Will mass resignation of Opposition MPs allow the government to amend the Constitution? Highly plausible

The Constitution & Parliamentary Majority

Qs & As

By LEX

Following the proposal mooted in some quarters that all Opposition MPs resign from Parliament to somehow impose general elections, there would be no compulsion weighing on the ruling regime and, in fact, the latter may well use its absolute numbers in the House to suit its agenda, including amending the Constitution. The latter remains vague on the exact interpretation to be given to the words “no less than three-quarters of all Members of the Assembly”, those present at that sitting or the totality of those voted in. Lex comments on the hypothetical proposal.

* In the wake of the call for the mass resignation of Opposition MPs made by both Roshi Bhadain and Rama Valayden, Opposition leaders have taken the view that such an initiative would only serve the interest of the Government, since their resignation will allow the government to amend the Constitution on the strength of the resulting three-quarters majority of MPs present in Parliament. Does this sound plausible?

Of course it’s highly plausible, as this depends on the interpretation that will be given to the words ‘all members of the national assembly’. Nothing will prevent the government from giving its own interpretation to these words. The government may well say that ‘all Members’ mean all members present at the time a Bill is being debated.
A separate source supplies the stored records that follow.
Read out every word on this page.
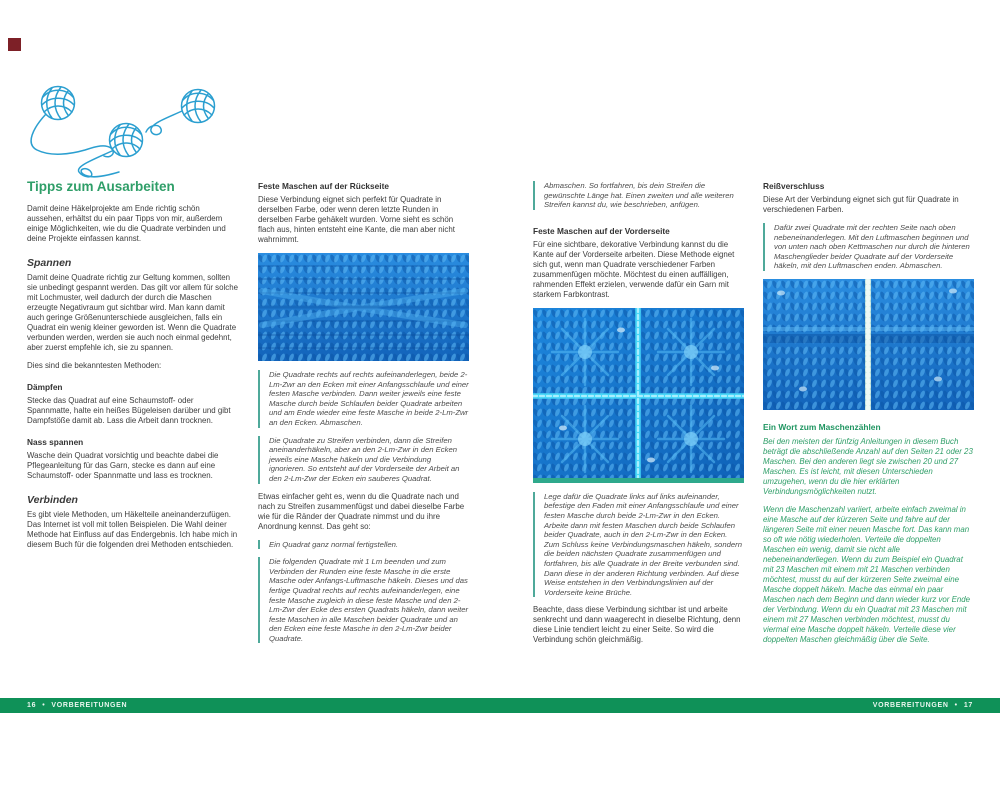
Tipps zum Ausarbeiten

Damit deine Häkelprojekte am Ende richtig schön aussehen, erhältst du ein paar Tipps von mir, außerdem einige Möglichkeiten, wie du die Quadrate verbinden und deine Projekte einfassen kannst.

Spannen

Damit deine Quadrate richtig zur Geltung kommen, sollten sie unbedingt gespannt werden. Das gilt vor allem für solche mit Lochmuster, weil dadurch der durch die Maschen erzeugte Negativraum gut sichtbar wird. Man kann damit auch geringe Größenunterschiede ausgleichen, falls ein Quadrat ein wenig kleiner geworden ist. Wenn die Quadrate verbunden werden, werden sie auch noch einmal gedehnt, aber zuerst empfehle ich, sie zu spannen.

Dies sind die bekanntesten Methoden:

Dämpfen

Stecke das Quadrat auf eine Schaumstoff- oder Spannmatte, halte ein heißes Bügeleisen darüber und gibt Dampfstöße damit ab. Lass die Arbeit dann trocknen.

Nass spannen

Wasche dein Quadrat vorsichtig und beachte dabei die Pflegeanleitung für das Garn, stecke es dann auf eine Schaumstoff- oder Spannmatte und lass es trocknen.

Verbinden

Es gibt viele Methoden, um Häkelteile aneinanderzufügen. Das Internet ist voll mit tollen Beispielen. Die Wahl deiner Methode hat Einfluss auf das Endergebnis. Ich habe mich in diesem Buch für die folgenden drei Methoden entschieden.

Feste Maschen auf der Rückseite

Diese Verbindung eignet sich perfekt für Quadrate in derselben Farbe, oder wenn deren letzte Runden in derselben Farbe gehäkelt wurden. Vorne sieht es schön flach aus, hinten entsteht eine Kante, die man aber nicht wahrnimmt.

Die Quadrate rechts auf rechts aufeinanderlegen, beide 2-Lm-Zwr an den Ecken mit einer Anfangsschlaufe und einer festen Masche verbinden. Dann weiter jeweils eine feste Masche durch beide Schlaufen beider Quadrate arbeiten und am Ende wieder eine feste Masche in beide 2-Lm-Zwr an den Ecken. Abmaschen.

Die Quadrate zu Streifen verbinden, dann die Streifen aneinanderhäkeln, aber an den 2-Lm-Zwr in den Ecken jeweils eine Masche häkeln und die Verbindung ignorieren. So entsteht auf der Vorderseite der Arbeit an den 2-Lm-Zwr der Ecken ein sauberes Quadrat.

Etwas einfacher geht es, wenn du die Quadrate nach und nach zu Streifen zusammenfügst und dabei dieselbe Farbe wie für die Ränder der Quadrate nimmst und du ihre Anordnung kennst. Das geht so:

Ein Quadrat ganz normal fertigstellen.

Die folgenden Quadrate mit 1 Lm beenden und zum Verbinden der Runden eine feste Masche in die erste Masche oder Anfangs-Luftmasche häkeln. Dieses und das fertige Quadrat rechts auf rechts aufeinanderlegen, eine feste Masche zugleich in diese feste Masche und den 2-Lm-Zwr der Ecke des ersten Quadrats häkeln, dann weiter feste Maschen in alle Maschen beider Quadrate und an den Ecken eine feste Masche in den 2-Lm-Zwr beider Quadrate.

Abmaschen. So fortfahren, bis dein Streifen die gewünschte Länge hat. Einen zweiten und alle weiteren Streifen kannst du, wie beschrieben, anfügen.

Feste Maschen auf der Vorderseite

Für eine sichtbare, dekorative Verbindung kannst du die Kante auf der Vorderseite arbeiten. Diese Methode eignet sich gut, wenn man Quadrate verschiedener Farben zusammenfügen möchte. Möchtest du einen auffälligen, rahmenden Effekt erzielen, verwende dafür ein Garn mit starkem Farbkontrast.

Lege dafür die Quadrate links auf links aufeinander, befestige den Faden mit einer Anfangsschlaufe und einer festen Masche durch beide 2-Lm-Zwr in den Ecken. Arbeite dann mit festen Maschen durch beide Schlaufen beider Quadrate, auch in den 2-Lm-Zwr in den Ecken. Zum Schluss keine Verbindungsmaschen häkeln, sondern die beiden nächsten Quadrate zusammenfügen und fortfahren, bis alle Quadrate in der Breite verbunden sind. Dann diese in der anderen Richtung verbinden. Auf diese Weise entstehen in den Verbindungslinien auf der Vorderseite keine Brüche.

Beachte, dass diese Verbindung sichtbar ist und arbeite senkrecht und dann waagerecht in dieselbe Richtung, denn diese Linie tendiert leicht zu einer Seite. So wird die Verbindung schön gleichmäßig.

Reißverschluss

Diese Art der Verbindung eignet sich gut für Quadrate in verschiedenen Farben.

Dafür zwei Quadrate mit der rechten Seite nach oben nebeneinanderlegen. Mit den Luftmaschen beginnen und von unten nach oben Kettmaschen nur durch die hinteren Maschenglieder beider Quadrate auf der Vorderseite häkeln, mit den Luftmaschen enden. Abmaschen.

Ein Wort zum Maschenzählen

Bei den meisten der fünfzig Anleitungen in diesem Buch beträgt die abschließende Anzahl auf den Seiten 21 oder 23 Maschen. Bei den anderen liegt sie zwischen 20 und 27 Maschen. Es ist leicht, mit diesen Unterschieden umzugehen, wenn du die hier erklärten Verbindungsmöglichkeiten nutzt.

Wenn die Maschenzahl variiert, arbeite einfach zweimal in eine Masche auf der kürzeren Seite und fahre auf der längeren Seite mit einer neuen Masche fort. Das kann man so oft wie nötig wiederholen. Verteile die doppelten Maschen ein wenig, damit sie nicht alle nebeneinanderliegen. Wenn du zum Beispiel ein Quadrat mit 23 Maschen mit einem mit 21 Maschen verbinden möchtest, musst du auf der kürzeren Seite zweimal eine Masche doppelt häkeln. Mache das einmal ein paar Maschen nach dem Beginn und dann wieder kurz vor Ende der Verbindung. Wenn du ein Quadrat mit 23 Maschen mit einem mit 27 Maschen verbinden möchtest, musst du viermal eine Masche doppelt häkeln. Verteile diese vier doppelten Maschen gleichmäßig über die Seite.

16 • VORBEREITUNGEN	VORBEREITUNGEN • 17
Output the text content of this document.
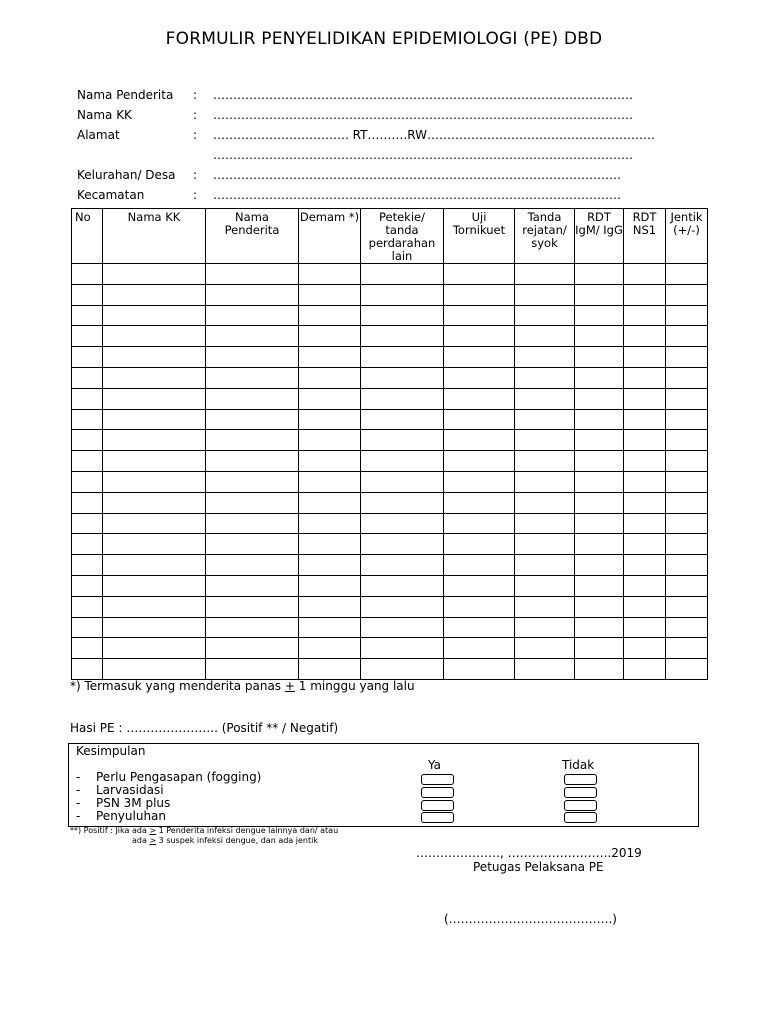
FORMULIR PENYELIDIKAN EPIDEMIOLOGI (PE) DBD
Nama Penderita : ……………………………………………………………………………………………
Nama KK	: ……………………………………………………………………………………………
Alamat	: ……………………………. RT……….RW…………………………………………………
……………………………………………………………………………………………
Kelurahan/ Desa : …………………………………………………………………………………………
Kecamatan	: …………………………………………………………………………………………
No	Nama KK	Nama Penderita	Demam *)	Petekie/ tanda perdarahan lain	Uji Tornikuet	Tanda rejatan/ syok	RDT IgM/ IgG	RDT NS1	Jentik (+/-)

*) Termasuk yang menderita panas + 1 minggu yang lalu
Hasi PE : ………………….. (Positif ** / Negatif)
Kesimpulan
Ya	Tidak
- Perlu Pengasapan (fogging)
- Larvasidasi
- PSN 3M plus
- Penyuluhan
**) Positif : Jika ada ≥ 1 Penderita infeksi dengue lainnya dan/ atau
ada ≥ 3 suspek infeksi dengue, dan ada jentik
…………………, ……………………..2019
Petugas Pelaksana PE
(…………………………………..)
* The National Assembly website informs us that the ‘President cannot withhold assent to a Bill which amends the Constitution and is certified by the Speaker as having complied with S 47 of the Constitution which lays down that certain amendments must, at the final voting, be voted by not less than three quarters of all the Members of the Assembly or of two thirds of all the Members, as the case may be’. Does this mean three quarters or two thirds of Members elected or present in the Assembly at the time the vote is taken?

A literal and a logical reading of S 47 of the Constitution would lead one to conclude that ‘all members of the national assembly’ would surely mean all those who were elected at an election. But as the Constitution is not clear on these speculative terms, interpretations will run wild.

* Section 53 of the Constitution in relation to how ‘voting’shall be conducted in the Assembly, specifies in subsection (1) that ‘Except as otherwise provided in this Constitution, all questions proposed for decision in the Assembly shall be determined by a majority of the votes of the members present and voting…’ Doesn’t it therefore logically follow that any Bill that requires a majority of either three quarters or two thirds requires the presence of that specified majority of Members for the Bill to go through?

A normal piece of legislation that does not relate to the Constitution requires a simple majority of the members of the assembly. You will notice that section 53 uses the term “members present and voting” whereas section 47 uses the terms “all members of the National Assembly”. Would “all members” have the same meaning as in section 53? That remains to be seen.

* Abstentions and absences are excluded in the calculation of a two-thirds vote – or a three quarters or even a simple majority vote for that matter. This as well requires Members to be present at the time the vote is taken, right?

There have been instances in the past when Bills have been passed with members present even if their number was less than the number of returned candidates at an election. The majority party may well argue, insofar as section 47 is concerned, that ‘all members of the assembly’ means members present at the time of voting.

* Why is it that the highest office in the land – the President of the Republic – is voted into or suspended from office, as prescribed by Section 30(2) of the Constitution, by a simple majority and thereafter a tribunal instituted for investigations — the same holds true for the proclamation of a state of emergency in case ‘democratic institutions in Mauritius are threatened by subversion’ — whereas a ‘Bill… to prescribe the offences related to terrorism or drug offences [Section 5 (a) – Protection of right to personal liberty] or to amend or repeal such an Act’ as well as ‘with regard to the keeping of a custody record and video recording in respect of the detention of any person for a drug offence’ requires ‘not less than three quarters of all the members of the Assembly’? We seem to be more mindful about drugs and terrorism than the President of the Republic, isn’t it?

The framers of the constitution rightly provided that matters concerning fundamental rights should not be played with. Can you imagine if matters relating to fundamental rights, the office of the DPP, the judiciary could have been amended by a simple majority, what chaos that would have brought to the country? Today we would be finding ourselves in an official dictatorship.

As regards the election of the president or Vice President by a simple majority, this is an aberration. Both should be elected by a two-thirds majority.

* Is there a case for a review of the specified level of support required for the passing of laws by our Parliament?

Not really. The Bills that require a weighted majority are already specified in the constitution. If all Bills require a weighted majority, there may well be a breakdown in the workings of the government machinery.